Huru-hara Kuota Hangus: Pemerintah Ikut Rugi? Ini Faktanya

Uzone.id — Keluhan soal kuota
hangus masih terus bergulir di tengah masyarakat. Menurut laporan dari Anggota
Komisi I DPR RI dari Fraksi PAN Okta Kumala Dewi, potensi kerugian negara
akibat kuota hangus ini mencapai Rp63 triliun per tahunnya.
Temuan ini pun menimbulkan pro dan kontra, dari pihak ATSI,
aturan yang telah diterapkan mengenai kuota dan masa aktif ini sudah sesuai
dengan aturan yang berlaku yaitu Pasal 74 Ayat 2 PM Kominfo No. 5 Tahun 2021.

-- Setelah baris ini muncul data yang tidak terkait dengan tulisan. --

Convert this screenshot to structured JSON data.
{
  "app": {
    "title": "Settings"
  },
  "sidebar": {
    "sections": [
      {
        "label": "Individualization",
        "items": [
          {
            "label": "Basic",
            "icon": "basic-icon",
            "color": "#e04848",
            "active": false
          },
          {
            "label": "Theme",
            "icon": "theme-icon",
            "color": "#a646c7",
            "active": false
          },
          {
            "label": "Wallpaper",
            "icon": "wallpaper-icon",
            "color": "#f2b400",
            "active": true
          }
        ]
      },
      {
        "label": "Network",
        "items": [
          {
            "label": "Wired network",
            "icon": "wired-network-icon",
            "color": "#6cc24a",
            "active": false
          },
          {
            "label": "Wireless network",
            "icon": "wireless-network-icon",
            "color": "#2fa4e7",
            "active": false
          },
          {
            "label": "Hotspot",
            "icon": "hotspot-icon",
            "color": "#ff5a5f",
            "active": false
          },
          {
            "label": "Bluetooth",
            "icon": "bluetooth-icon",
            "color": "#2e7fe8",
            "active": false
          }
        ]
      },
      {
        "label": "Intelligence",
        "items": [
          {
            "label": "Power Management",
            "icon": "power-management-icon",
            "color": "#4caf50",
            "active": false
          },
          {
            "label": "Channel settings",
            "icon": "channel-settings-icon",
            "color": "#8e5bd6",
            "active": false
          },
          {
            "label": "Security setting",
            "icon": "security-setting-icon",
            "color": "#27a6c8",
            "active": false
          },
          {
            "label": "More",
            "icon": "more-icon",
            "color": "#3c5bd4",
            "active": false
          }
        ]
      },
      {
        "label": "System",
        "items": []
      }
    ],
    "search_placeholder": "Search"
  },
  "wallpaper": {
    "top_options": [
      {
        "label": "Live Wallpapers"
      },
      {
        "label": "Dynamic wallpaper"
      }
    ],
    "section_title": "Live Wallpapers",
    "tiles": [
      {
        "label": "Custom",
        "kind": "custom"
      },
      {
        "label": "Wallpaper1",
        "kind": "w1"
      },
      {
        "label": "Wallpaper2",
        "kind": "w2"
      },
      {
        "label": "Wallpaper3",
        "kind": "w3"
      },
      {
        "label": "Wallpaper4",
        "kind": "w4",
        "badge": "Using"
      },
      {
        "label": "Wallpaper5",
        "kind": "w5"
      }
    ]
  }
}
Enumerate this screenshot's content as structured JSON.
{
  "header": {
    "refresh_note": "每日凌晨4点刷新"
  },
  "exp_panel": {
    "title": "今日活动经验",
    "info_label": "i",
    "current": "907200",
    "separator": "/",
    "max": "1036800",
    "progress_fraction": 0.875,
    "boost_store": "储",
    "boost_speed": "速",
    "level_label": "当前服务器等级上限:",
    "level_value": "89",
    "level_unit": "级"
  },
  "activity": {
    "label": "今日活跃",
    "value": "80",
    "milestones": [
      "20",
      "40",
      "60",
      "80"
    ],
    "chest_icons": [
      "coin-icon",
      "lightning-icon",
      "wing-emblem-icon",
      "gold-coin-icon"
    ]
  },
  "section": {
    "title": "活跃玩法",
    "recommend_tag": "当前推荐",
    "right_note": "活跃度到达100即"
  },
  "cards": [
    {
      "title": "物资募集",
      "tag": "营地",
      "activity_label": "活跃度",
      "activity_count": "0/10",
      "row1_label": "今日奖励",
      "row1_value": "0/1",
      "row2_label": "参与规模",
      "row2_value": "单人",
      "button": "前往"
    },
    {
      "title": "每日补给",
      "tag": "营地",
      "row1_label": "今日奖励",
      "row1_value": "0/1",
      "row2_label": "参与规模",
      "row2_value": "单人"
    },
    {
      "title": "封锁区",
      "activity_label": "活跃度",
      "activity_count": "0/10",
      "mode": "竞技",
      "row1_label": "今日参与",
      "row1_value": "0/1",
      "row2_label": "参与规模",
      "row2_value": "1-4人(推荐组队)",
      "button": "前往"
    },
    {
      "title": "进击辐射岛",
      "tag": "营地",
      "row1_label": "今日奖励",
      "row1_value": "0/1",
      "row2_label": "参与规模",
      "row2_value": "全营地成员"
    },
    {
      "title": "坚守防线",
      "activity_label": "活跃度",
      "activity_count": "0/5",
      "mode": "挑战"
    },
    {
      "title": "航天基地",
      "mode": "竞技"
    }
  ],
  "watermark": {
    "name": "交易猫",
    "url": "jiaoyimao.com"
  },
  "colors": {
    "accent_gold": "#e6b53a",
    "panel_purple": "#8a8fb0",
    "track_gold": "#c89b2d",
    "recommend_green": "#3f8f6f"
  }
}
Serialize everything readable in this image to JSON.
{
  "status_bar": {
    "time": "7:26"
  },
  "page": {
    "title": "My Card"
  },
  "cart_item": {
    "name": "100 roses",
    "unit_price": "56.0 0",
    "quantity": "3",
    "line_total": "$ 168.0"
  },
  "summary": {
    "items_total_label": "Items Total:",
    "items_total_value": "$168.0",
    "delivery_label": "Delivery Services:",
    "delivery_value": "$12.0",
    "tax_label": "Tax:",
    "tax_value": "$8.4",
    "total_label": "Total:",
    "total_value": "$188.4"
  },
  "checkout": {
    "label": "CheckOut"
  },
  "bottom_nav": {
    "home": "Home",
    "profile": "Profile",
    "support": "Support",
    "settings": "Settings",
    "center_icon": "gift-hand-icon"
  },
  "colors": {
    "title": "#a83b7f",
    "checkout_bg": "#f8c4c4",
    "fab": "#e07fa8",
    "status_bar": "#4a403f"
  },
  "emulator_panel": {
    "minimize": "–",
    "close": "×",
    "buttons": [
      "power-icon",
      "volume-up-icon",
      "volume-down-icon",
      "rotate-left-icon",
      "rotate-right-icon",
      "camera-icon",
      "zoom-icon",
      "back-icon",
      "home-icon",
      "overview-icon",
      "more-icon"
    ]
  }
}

Sistem masa aktif ini juga sebenarnya sudah diterapkan industri telekomunikasi di beberapa negara. Jadi, hal ini bukanlah hal yang baru di dunia telekomunikasi.
Di satu sisi, Ahmad Alamsyah Saragih selaku pakar
Keterbukaan Publik, dalam acara Selular bertajuk “Mekanisme Kuota Data Hangus’,
Rabu, (16/07), menjelaskan mengenai potensi kerugian keuangan negara yang
ditimbulkan oleh kuota hangus ini.
Menurutnya, kerugian perekonomian terjadi karena secara tak
langsung menyebabkan produksi atau penyediaan layanan (kuota) menjadi tak efisien.
“Jika kuota hangus signifikan jumlahnya, maka dapat dikatakan industri menjual harga rata-rata lebih mahal secara riil dan terjadi inefisiensi dalam alokasi sumber daya,” ujarnya.
Ahmad menjelaskan kalau ini dapat menimbulkan shadow cost
dalam sistem industri telekomunikasi, dan akan merugikan investor di capital
market.
Sementara untuk perekonomian negara, Ahmad menyebut tidak
ada kerugian secara langsung bagi negara terkait kuota hangus ini.
“Menurut saya tidak ada kerugian negara secara langsung
terkait kondisi ini, kecuali ada belanja subsidi kuota yang digunakan (misalnya
untuk kuota pendidikan), tapi itu bukan kerugian secara langsung,” katanya.
Lebih lanjut, sistem kerugian ini justru memberikan potensi
keuntungan untuk pemerintah. Hal ini karena pajak kuota yang dibayarkan oleh
konsumen ke pemerintah sesuai dengan pembelian paket kuota di awal.
“Karena semua itu diklaim sebagai kuota hangus, kalau memang
harganya jadi kurang, berarti ada kuota yang tidak digunakan oleh masyarakat
tapi masyarakat (tetap) bayar pajak ke pemerintah,” ujarnya.